Back to Part 17
The Uses for Aerial Photography
During the retreat from Mons in 1914 the scale of the movement involved meant that there was no requirement for detailed large scale maps to support the BEF. The first demand for large scale detailed mapping came after the battle of the Aisne as the front line began to stabilise. At this time with no trained surveyors available the BEF had to make do with the inaccurate 1:80,000 French mapping enlarged and redrawn at the Ordnance Survey Office Southampton. These enlargements were completely unsatisfactory, reproducing and magnifying the errors on the original that introduced gross positional errors. What was needed was a new field survey of the BEF operational area. In November 1914 two trained surveyors arrived in France as part of the First Ranging Section RE’s. These two surveyors were tasked with completing a survey that would enable a more accurate map to be produced in as short a time as possible. Their field work started on the 25 January 1915 and by the 28 February all the field sheets were passed to the Ordnance Survey for reproduction.

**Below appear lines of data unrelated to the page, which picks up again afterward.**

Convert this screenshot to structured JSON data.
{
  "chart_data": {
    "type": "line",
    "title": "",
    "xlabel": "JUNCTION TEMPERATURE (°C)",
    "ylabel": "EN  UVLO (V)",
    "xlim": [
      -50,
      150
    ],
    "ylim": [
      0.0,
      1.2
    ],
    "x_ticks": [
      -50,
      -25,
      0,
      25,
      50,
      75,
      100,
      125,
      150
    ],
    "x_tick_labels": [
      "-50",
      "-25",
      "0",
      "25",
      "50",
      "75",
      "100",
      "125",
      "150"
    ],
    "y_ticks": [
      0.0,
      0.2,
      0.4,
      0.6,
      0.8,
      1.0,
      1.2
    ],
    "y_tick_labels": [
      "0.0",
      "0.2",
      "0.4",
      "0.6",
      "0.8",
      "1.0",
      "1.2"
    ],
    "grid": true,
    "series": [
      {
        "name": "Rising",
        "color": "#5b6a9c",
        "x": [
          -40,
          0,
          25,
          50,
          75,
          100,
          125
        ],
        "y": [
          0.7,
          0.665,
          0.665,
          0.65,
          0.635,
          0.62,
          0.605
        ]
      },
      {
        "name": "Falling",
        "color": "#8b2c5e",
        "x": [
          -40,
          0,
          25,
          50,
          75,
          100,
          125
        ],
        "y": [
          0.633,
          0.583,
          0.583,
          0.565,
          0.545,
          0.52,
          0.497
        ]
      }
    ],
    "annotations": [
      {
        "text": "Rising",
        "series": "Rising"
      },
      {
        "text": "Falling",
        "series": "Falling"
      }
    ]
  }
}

The resulting 1:20,000 scale map was a vast improvement on the previous 1:80,000 enlargement (Winterbotham, Survey on the Western Front. pp. 6-7.). Its comparative accuracy improved the targeting accuracy of the British artillery and led to demands for accurate mapping of the German held territory.
As mentioned previously, the responsibility for mapping the German-held territory rested with the GS Intelligence. However, the success of the Neuve Chapelle battle map ultimately led to the formation of Army Topographical Sections that became responsible for all map production in their Army’s area of interest. By the end of 1915 a newly created series of 1:10,000 base map sheets overprinted with the tactical detail of the German defensive positions had been produced. Aerial photography was the primary source used to derive both the topographical and intelligence detail displayed on the mapping.
|Figure 8. Extract from 1:10,000 scale trench map produced in 1916.|
Illustrated above (Figure 8) is a section of the standard British 1:10,000 scale trench map overprinted in red with the German defensive positions. From 1916 maps of this type would be found adorning the walls in HQ’s and Intelligence sections throughout the BEF. The BEF now had a coherent framework on which to build a COP. The real challenge was to maintain the pictures currency to ensure a high level of situational awareness at all levels of the BEF.